Our analytical QFUERZA starting point reproduces 99.1% of the variance in the QM eigenspectrum (R² = 0.991) with slopes near 1.0 across all 9 transition states, without any iterative optimization.

TS Atoms Eig R² Slope Freq RMSD
1 36 0.990 1.000 93.9
2 38 0.995 0.986 86.0
3 38 0.993 0.987 87.1
4 62 0.985 0.975 97.5
5 62 0.985 0.975 98.2
6 58 0.994 0.989 76.6
7 58 0.993 0.989 76.3
8 58 0.994 0.990 77.2
9 58 0.993 0.989 76.9

Benchmark results

Multi-target objective

Eigenmatrix-diagonal + geometry refs, 182 frozen-scoped active params, invert_ts_curvature=True, SciPy L-BFGS-B with JaxLoss analytical gradients on RTX 5090 GPU:

Metric Value
Ratio check 1.05 (pass)
Initial score 3.92 × 10⁵
Final score 2.80 × 10⁵
Reduction 28.68 %
Iterations (L-BFGS-B nit) 6
ObjectiveFunction evaluations 2 (initial + final re-evaluation; JaxLoss calls scipy via the surrogate, not via ObjectiveFunction)
Gradient source jac="auto" resolved to jac_mode="jax_loss" (JaxLoss analytical)
Wall time ~11 min (including per-molecule JIT)

These numbers are reproducible from scripts/regenerate_convergence_results.py (no --skip-optimization); raw JSON output with provenance lives at q2mm-data/benchmarks/rh-enamide/convergence/.

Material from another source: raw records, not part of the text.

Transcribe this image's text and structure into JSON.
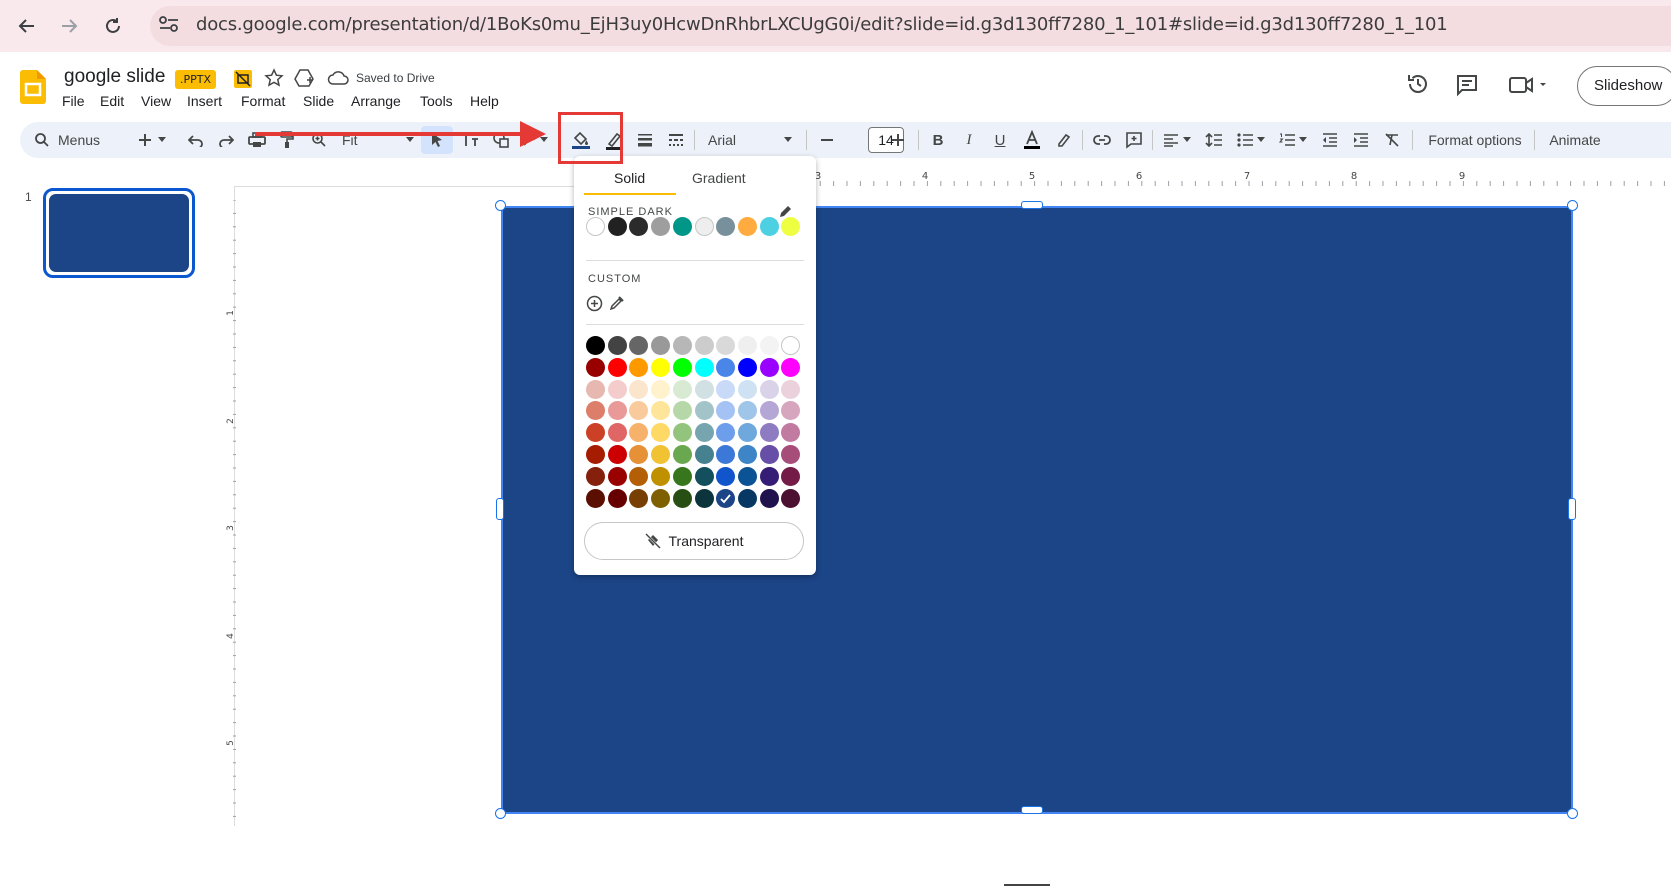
{
  "browser": {
    "url": "docs.google.com/presentation/d/1BoKs0mu_EjH3uy0HcwDnRhbrLXCUgG0i/edit?slide=id.g3d130ff7280_1_101#slide=id.g3d130ff7280_1_101"
  },
  "header": {
    "doc_title": "google slide",
    "badge": ".PPTX",
    "saved_status": "Saved to Drive",
    "slideshow_label": "Slideshow",
    "menus": [
      "File",
      "Edit",
      "View",
      "Insert",
      "Format",
      "Slide",
      "Arrange",
      "Tools",
      "Help"
    ]
  },
  "toolbar": {
    "menus_label": "Menus",
    "zoom_label": "Fit",
    "font_label": "Arial",
    "font_size": "14",
    "format_options_label": "Format options",
    "animate_label": "Animate",
    "icons": [
      "add-icon",
      "undo-icon",
      "redo-icon",
      "print-icon",
      "paint-format-icon",
      "zoom-icon",
      "select-icon",
      "textbox-icon",
      "shape-icon",
      "line-icon",
      "fill-color-icon",
      "border-color-icon",
      "border-weight-icon",
      "border-dash-icon",
      "bold-icon",
      "italic-icon",
      "underline-icon",
      "text-color-icon",
      "highlight-icon",
      "link-icon",
      "comment-icon",
      "align-icon",
      "line-spacing-icon",
      "bullet-list-icon",
      "numbered-list-icon",
      "decrease-indent-icon",
      "increase-indent-icon",
      "clear-format-icon"
    ]
  },
  "filmstrip": {
    "slide_number": "1"
  },
  "rulers": {
    "horizontal": [
      "3",
      "4",
      "5",
      "6",
      "7",
      "8",
      "9"
    ],
    "vertical": [
      "1",
      "2",
      "3",
      "4",
      "5"
    ]
  },
  "fill_popup": {
    "tab_solid": "Solid",
    "tab_gradient": "Gradient",
    "theme_label": "SIMPLE DARK",
    "custom_label": "CUSTOM",
    "transparent_label": "Transparent",
    "selected_color": "#1c4587",
    "theme_colors": [
      "#ffffff",
      "#212121",
      "#2b2b2b",
      "#9e9e9e",
      "#009688",
      "#eeeeee",
      "#78909c",
      "#ffab40",
      "#4dd0e1",
      "#eeff41"
    ],
    "palette": [
      [
        "#000000",
        "#434343",
        "#666666",
        "#999999",
        "#b7b7b7",
        "#cccccc",
        "#d9d9d9",
        "#efefef",
        "#f3f3f3",
        "#ffffff"
      ],
      [
        "#980000",
        "#ff0000",
        "#ff9900",
        "#ffff00",
        "#00ff00",
        "#00ffff",
        "#4a86e8",
        "#0000ff",
        "#9900ff",
        "#ff00ff"
      ],
      [
        "#e6b8af",
        "#f4cccc",
        "#fce5cd",
        "#fff2cc",
        "#d9ead3",
        "#d0e0e3",
        "#c9daf8",
        "#cfe2f3",
        "#d9d2e9",
        "#ead1dc"
      ],
      [
        "#dd7e6b",
        "#ea9999",
        "#f9cb9c",
        "#ffe599",
        "#b6d7a8",
        "#a2c4c9",
        "#a4c2f4",
        "#9fc5e8",
        "#b4a7d6",
        "#d5a6bd"
      ],
      [
        "#cc4125",
        "#e06666",
        "#f6b26b",
        "#ffd966",
        "#93c47d",
        "#76a5af",
        "#6d9eeb",
        "#6fa8dc",
        "#8e7cc3",
        "#c27ba0"
      ],
      [
        "#a61c00",
        "#cc0000",
        "#e69138",
        "#f1c232",
        "#6aa84f",
        "#45818e",
        "#3c78d8",
        "#3d85c6",
        "#674ea7",
        "#a64d79"
      ],
      [
        "#85200c",
        "#990000",
        "#b45f06",
        "#bf9000",
        "#38761d",
        "#134f5c",
        "#1155cc",
        "#0b5394",
        "#351c75",
        "#741b47"
      ],
      [
        "#5b0f00",
        "#660000",
        "#783f04",
        "#7f6000",
        "#274e13",
        "#0c343d",
        "#1c4587",
        "#073763",
        "#20124d",
        "#4c1130"
      ]
    ]
  },
  "slide": {
    "shape_color": "#1c4587"
  }
}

The ratio check confirms JaxLoss is a reliable surrogate for this system — the Seminario starting FF is good enough (R² > 0.93 in every category) that unconstrained geometry relaxation finds the correct local minima.

Historical frequency-only results

Different objective

Earlier benchmarks used a frequency-only objective with all ~2,742 FF parameters (not the paper's multi-target penalty with 182 OPT-substructure params). These numbers remain useful for optimizer comparison on that specific task, but do not represent literature reproduction.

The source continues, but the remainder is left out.